Eli Rogers saw that the play was not dead and ran a quick slant to the end zone. Roethlisberger tried to force the throw in. It was tipped and intercepted by Duron Harmon. The game was over, the Steelers standing in disbelief, the crowd silenced.

"Man, it would have been fun for it to have turned out a different way," Roethlisberger said.

Tomlin, perhaps trying to cover for the chaos, said "we play and play to win" when he was asked, before Roethlisberger offered his alternative unvarnished view, about the play.

It is an admirable mindset, and one that almost always serves the Steelers well. But this was a precious missed opportunity and they knew it. The Steelers will need all the breaks they can get going into the playoffs, with Brown's status uncertain, and home field would be a very good one to secure. In the locker room, there was pin-drop silence. General manager Kevin Colbert stared straight ahead, stone faced. James spoke quietly in a corner, saying he felt good about what he thought was a catch. It was, according to the pool report with referee Tony Corrente, a fairly clear-cut application of the byzantine catch rule, because James lost control of the ball when he went to the ground, the ball hitting the ground making it an incomplete pass.
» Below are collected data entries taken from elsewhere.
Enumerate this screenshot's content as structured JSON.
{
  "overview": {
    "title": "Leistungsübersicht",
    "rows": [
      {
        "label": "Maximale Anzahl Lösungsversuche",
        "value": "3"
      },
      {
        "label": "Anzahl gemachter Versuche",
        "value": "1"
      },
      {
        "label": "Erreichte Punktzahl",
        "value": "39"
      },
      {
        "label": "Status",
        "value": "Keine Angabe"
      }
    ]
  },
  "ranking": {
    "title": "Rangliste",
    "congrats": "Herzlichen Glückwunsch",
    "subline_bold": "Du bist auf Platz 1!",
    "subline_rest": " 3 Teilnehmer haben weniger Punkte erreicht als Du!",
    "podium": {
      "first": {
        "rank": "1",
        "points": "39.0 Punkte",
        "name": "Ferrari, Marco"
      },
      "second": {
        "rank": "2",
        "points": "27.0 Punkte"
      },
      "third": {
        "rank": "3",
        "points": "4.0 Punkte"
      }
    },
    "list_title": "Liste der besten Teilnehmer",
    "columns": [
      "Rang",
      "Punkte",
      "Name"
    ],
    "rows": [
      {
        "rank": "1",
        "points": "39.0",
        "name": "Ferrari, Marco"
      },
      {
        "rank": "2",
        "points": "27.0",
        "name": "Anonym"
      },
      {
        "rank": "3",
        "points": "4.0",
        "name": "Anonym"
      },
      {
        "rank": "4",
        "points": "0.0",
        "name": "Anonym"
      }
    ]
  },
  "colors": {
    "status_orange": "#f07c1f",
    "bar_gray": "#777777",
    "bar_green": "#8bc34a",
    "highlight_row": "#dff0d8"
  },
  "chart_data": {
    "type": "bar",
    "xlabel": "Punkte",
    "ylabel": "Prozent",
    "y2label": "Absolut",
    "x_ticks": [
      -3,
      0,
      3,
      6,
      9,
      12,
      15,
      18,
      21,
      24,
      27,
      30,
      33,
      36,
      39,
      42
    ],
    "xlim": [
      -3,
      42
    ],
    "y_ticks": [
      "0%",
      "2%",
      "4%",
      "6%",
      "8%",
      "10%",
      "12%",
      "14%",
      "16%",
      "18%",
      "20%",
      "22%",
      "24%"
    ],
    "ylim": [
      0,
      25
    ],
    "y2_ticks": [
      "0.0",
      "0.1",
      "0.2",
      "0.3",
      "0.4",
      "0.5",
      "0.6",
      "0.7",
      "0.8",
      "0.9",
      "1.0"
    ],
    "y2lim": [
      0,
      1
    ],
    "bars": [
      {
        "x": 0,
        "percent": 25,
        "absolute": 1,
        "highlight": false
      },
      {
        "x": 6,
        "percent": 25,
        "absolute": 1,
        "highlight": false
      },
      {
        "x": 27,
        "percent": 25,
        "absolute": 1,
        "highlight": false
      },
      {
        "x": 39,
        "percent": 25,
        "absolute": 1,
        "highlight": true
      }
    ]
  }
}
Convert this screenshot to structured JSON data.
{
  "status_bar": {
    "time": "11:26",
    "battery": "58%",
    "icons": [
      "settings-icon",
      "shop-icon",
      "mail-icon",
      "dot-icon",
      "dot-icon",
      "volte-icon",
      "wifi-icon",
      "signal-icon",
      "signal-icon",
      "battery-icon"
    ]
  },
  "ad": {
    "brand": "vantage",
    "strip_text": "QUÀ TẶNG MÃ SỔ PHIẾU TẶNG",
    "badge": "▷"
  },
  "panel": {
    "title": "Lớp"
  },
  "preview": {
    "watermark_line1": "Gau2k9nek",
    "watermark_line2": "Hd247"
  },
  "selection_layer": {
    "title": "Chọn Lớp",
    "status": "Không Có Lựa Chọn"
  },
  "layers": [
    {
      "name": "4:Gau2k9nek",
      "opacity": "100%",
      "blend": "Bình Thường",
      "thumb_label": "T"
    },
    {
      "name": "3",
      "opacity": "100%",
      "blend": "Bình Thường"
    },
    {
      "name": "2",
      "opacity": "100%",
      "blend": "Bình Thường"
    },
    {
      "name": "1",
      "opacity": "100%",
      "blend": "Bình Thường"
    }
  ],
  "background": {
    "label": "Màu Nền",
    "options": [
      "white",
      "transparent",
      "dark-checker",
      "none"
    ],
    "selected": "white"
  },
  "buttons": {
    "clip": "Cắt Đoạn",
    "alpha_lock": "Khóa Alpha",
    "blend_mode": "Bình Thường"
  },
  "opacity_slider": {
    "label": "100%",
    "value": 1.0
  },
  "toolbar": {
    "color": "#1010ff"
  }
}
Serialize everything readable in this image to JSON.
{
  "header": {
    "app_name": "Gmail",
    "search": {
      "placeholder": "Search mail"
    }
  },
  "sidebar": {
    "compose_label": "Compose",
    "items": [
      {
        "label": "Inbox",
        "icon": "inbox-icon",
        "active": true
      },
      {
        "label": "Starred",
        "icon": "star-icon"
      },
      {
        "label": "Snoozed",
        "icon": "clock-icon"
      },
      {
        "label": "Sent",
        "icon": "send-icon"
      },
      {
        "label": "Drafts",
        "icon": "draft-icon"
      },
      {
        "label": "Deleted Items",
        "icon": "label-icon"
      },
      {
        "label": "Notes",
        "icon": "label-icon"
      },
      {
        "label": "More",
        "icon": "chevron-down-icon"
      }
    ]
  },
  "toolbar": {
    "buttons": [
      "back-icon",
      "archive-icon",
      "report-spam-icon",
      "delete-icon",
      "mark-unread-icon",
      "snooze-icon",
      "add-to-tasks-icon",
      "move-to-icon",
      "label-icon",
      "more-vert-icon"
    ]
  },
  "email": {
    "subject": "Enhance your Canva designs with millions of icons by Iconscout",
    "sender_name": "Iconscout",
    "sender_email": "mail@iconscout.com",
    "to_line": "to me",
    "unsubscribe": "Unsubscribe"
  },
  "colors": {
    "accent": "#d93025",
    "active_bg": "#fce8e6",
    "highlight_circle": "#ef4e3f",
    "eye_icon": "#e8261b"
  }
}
"The ball bounces some weird ways," Tom Brady said. "I'm glad it bounced our way today."

It does that a lot for the Patriots, in large part because they create so much chaos for opponents. The Falcons forget about bleeding the clock and running the ball and the Patriots mount a Super Bowl comeback for the ages. The Steelers get their signals crossed and the Patriots steal a game that had seemed lost more than once.

It was crushing and elating, a frenetic jumble of brilliance and misfires and there is nobody who wouldn't sign up for more, perhaps a month from now.

"Yes, because that means we made it pretty far," Roethlisberger said.